Another scene from the Gospel of Luke[9] can help us understand encounter as a dimension of our human cultures in search of a just and fraternal world. The story is well known: having experienced the crucifixion of Jesus as a failure, two disciples feel disillusioned and want to return to Emmaus and their previous life. The Teacher in whom they had placed all their messianic hope was sentenced to death. The scandal of the cross provokes in them a dis-encounter. While they are on their way, mulling over their disappointment, Jesus, the resurrected one who is the crucified one, goes forth to meet them. He engages them in a conversation that leads them to invite him to share a meal, during which they recognize him in the breaking of the bread. With great haste they return to an encounter with the companions who had remained in Jerusalem.
The so-called “disciples of Emmaus” had been following Jesus of Nazareth while still trapped in the fixed views of their culture. Since they had not achieved a critical vision of their own culture, they could not truly encounter the Teacher whose message did not fit into the cultural categories that had given meaning to their lives. Those categories interpreted the arrest, passion and death of Jesus as a complete failure of the mission to liberate Israel. As a result, unable to comprehend, they returned to the life they had always led.
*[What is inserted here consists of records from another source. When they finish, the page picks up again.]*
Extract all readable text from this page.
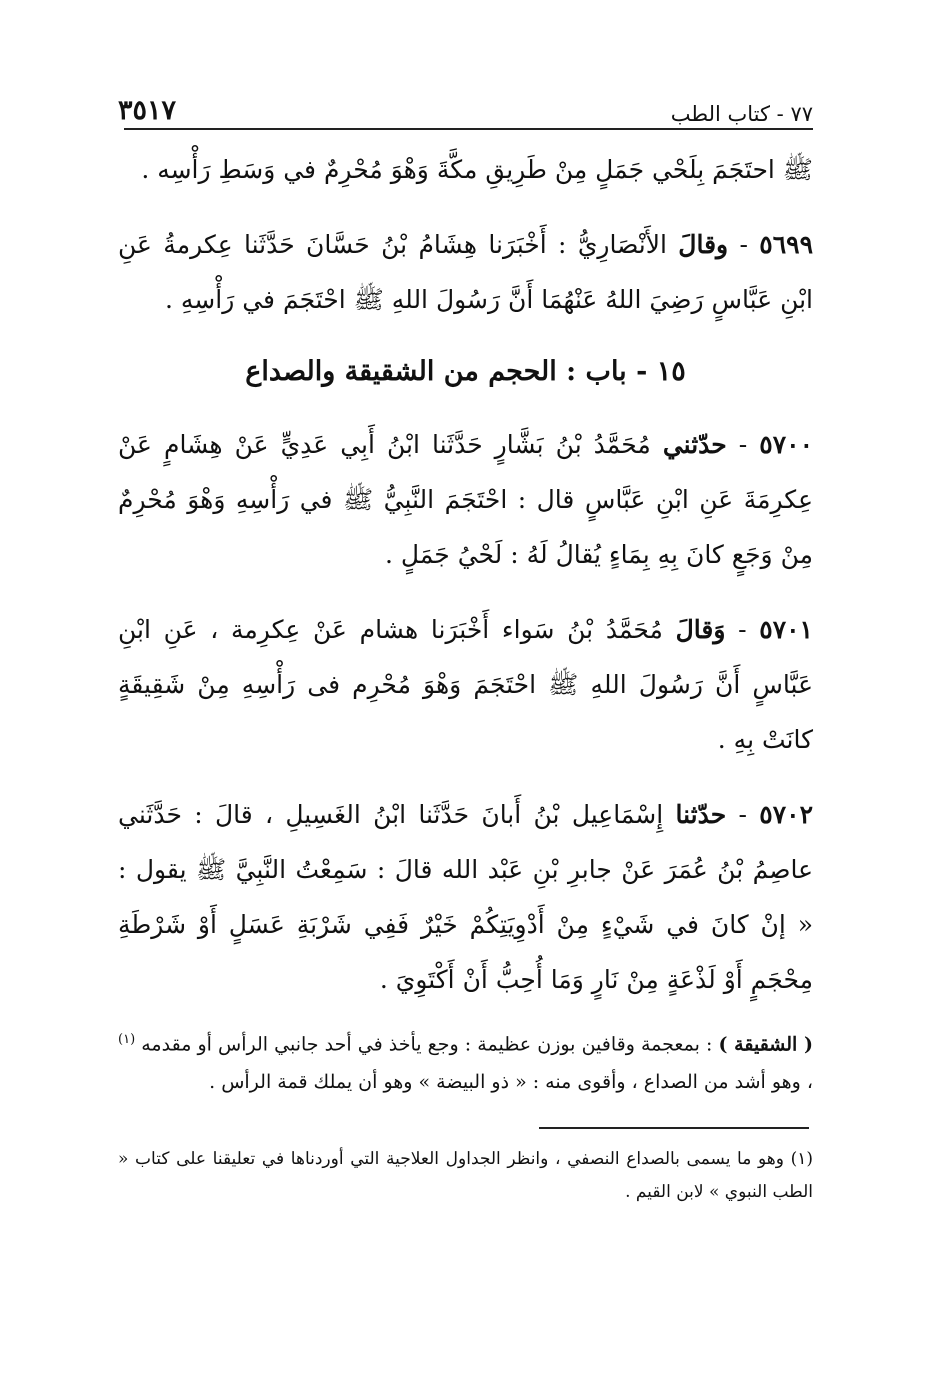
٧٧ - كتاب الطب
٣٥١٧

ﷺ احتَجَمَ بِلَحْي جَمَلٍ مِنْ طَرِيقِ مكَّةَ وَهْوَ مُحْرِمٌ في وَسَطِ رَأْسِه .

٥٦٩٩ - وقالَ الأَنْصَارِيُّ : أَخْبَرَنا هِشَامُ بْنُ حَسَّانَ حَدَّثَنا عِكرمةُ عَنِ ابْنِ عَبَّاسٍ رَضِيَ اللهُ عَنْهُمَا أَنَّ رَسُولَ اللهِ ﷺ احْتَجَمَ في رَأْسِهِ .

١٥ - باب : الحجم من الشقيقة والصداع

٥٧٠٠ - حدّثني مُحَمَّدُ بْنُ بَشَّارٍ حَدَّثَنا ابْنُ أَبِي عَدِيٍّ عَنْ هِشَامٍ عَنْ عِكرِمَةَ عَنِ ابْنِ عَبَّاسٍ قال : احْتَجَمَ النَّبِيُّ ﷺ في رَأْسِهِ وَهْوَ مُحْرِمٌ مِنْ وَجَعٍ كانَ بِهِ بِمَاءٍ يُقالُ لَهُ : لَحْيُ جَمَلٍ .

٥٧٠١ - وَقالَ مُحَمَّدُ بْنُ سَواء أَخْبَرَنا هشام عَنْ عِكرِمة ، عَنِ ابْنِ عَبَّاسٍ أَنَّ رَسُولَ اللهِ ﷺ احْتَجَمَ وَهْوَ مُحْرِم فى رَأْسِهِ مِنْ شَقِيقَةٍ كانَتْ بِهِ .

٥٧٠٢ - حدّثنا إِسْمَاعِيل بْنُ أَبانَ حَدَّثَنا ابْنُ الغَسِيلِ ، قالَ : حَدَّثَني عاصِمُ بْنُ عُمَرَ عَنْ جابرِ بْنِ عَبْد الله قالَ : سَمِعْتُ النَّبِيَّ ﷺ يقول : « إنْ كانَ في شَيْءٍ مِنْ أَدْوِيَتِكُمْ خَيْرٌ فَفِي شَرْبَةِ عَسَلٍ أَوْ شَرْطَةِ مِحْجَمٍ أَوْ لَذْعَةٍ مِنْ نَارٍ وَمَا أُحِبُّ أَنْ أَكْتَوِيَ .

( الشقيقة ) : بمعجمة وقافين بوزن عظيمة : وجع يأخذ في أحد جانبي الرأس أو مقدمه $^{(١)}$ ، وهو أشد من الصداع ، وأقوى منه : « ذو البيضة » وهو أن يملك قمة الرأس .
(١) وهو ما يسمى بالصداع النصفي ، وانظر الجداول العلاجية التي أوردناها في تعليقنا على كتاب « الطب النبوي » لابن القيم .
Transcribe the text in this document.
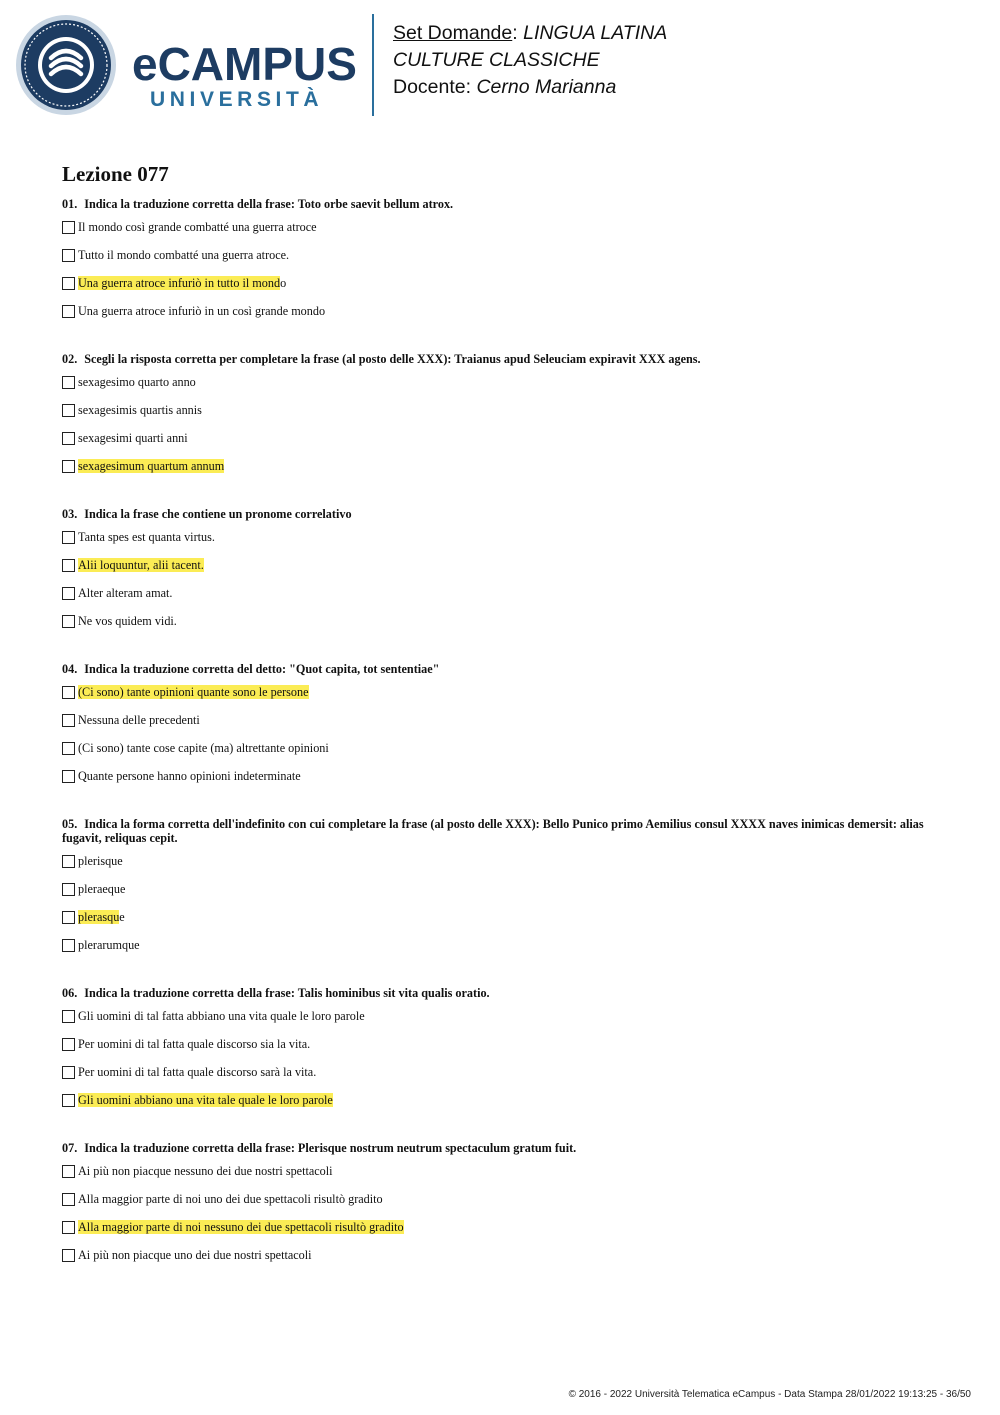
eCAMPUS
UNIVERSITÀ
Set Domande: LINGUA LATINA
CULTURE CLASSICHE
Docente: Cerno Marianna
Lezione 077
01. Indica la traduzione corretta della frase: Toto orbe saevit bellum atrox.
Il mondo così grande combatté una guerra atroce
Tutto il mondo combatté una guerra atroce.
Una guerra atroce infuriò in tutto il mondo
Una guerra atroce infuriò in un così grande mondo
02. Scegli la risposta corretta per completare la frase (al posto delle XXX): Traianus apud Seleuciam expiravit XXX agens.
sexagesimo quarto anno
sexagesimis quartis annis
sexagesimi quarti anni
sexagesimum quartum annum
03. Indica la frase che contiene un pronome correlativo
Tanta spes est quanta virtus.
Alii loquuntur, alii tacent.
Alter alteram amat.
Ne vos quidem vidi.
04. Indica la traduzione corretta del detto: "Quot capita, tot sententiae"
(Ci sono) tante opinioni quante sono le persone
Nessuna delle precedenti
(Ci sono) tante cose capite (ma) altrettante opinioni
Quante persone hanno opinioni indeterminate
05. Indica la forma corretta dell'indefinito con cui completare la frase (al posto delle XXX): Bello Punico primo Aemilius consul XXXX naves inimicas demersit: alias fugavit, reliquas cepit.
plerisque
pleraeque
plerasque
plerarumque
06. Indica la traduzione corretta della frase: Talis hominibus sit vita qualis oratio.
Gli uomini di tal fatta abbiano una vita quale le loro parole
Per uomini di tal fatta quale discorso sia la vita.
Per uomini di tal fatta quale discorso sarà la vita.
Gli uomini abbiano una vita tale quale le loro parole
07. Indica la traduzione corretta della frase: Plerisque nostrum neutrum spectaculum gratum fuit.
Ai più non piacque nessuno dei due nostri spettacoli
Alla maggior parte di noi uno dei due spettacoli risultò gradito
Alla maggior parte di noi nessuno dei due spettacoli risultò gradito
Ai più non piacque uno dei due nostri spettacoli
© 2016 - 2022 Università Telematica eCampus - Data Stampa 28/01/2022 19:13:25 - 36/50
Jesus takes the initiative. He begins by walking alongside the disillusioned disciples. For a good while he accompanies them and listens attentively to their story. He is trying to build bridges with the disciples and understand the cultural categories by which they interpret what happened. This is the dynamic of inculturation to which I referred above. Jesus creates the conditions that will enrich the vision and the sensibility of the disciples. Using the disciples’ own language and their cultural categories, Jesus proposes another way of understanding what happened. He does this by sharing his own experience of the events, using fresh cultural categories that throw new light on the experience of his disciples.
What then takes place is what we have called intercultural encounter. Not content with rational discourse put into comprehensible words, Jesus has provoked a personal encounter. That is why the disciples urge him to stay with them. They feel enriched by this experience and want Jesus to share their home and their table. Finally, they cross the bridge that Jesus has built, and they open themselves to the encounter: “they recognize him in the breaking of the bread.” Intercultural encounter has brought about deep communion in these human beings who were previously limited in their understanding of the reality by cultural categories that had not yet incorporated the dimension of encounter.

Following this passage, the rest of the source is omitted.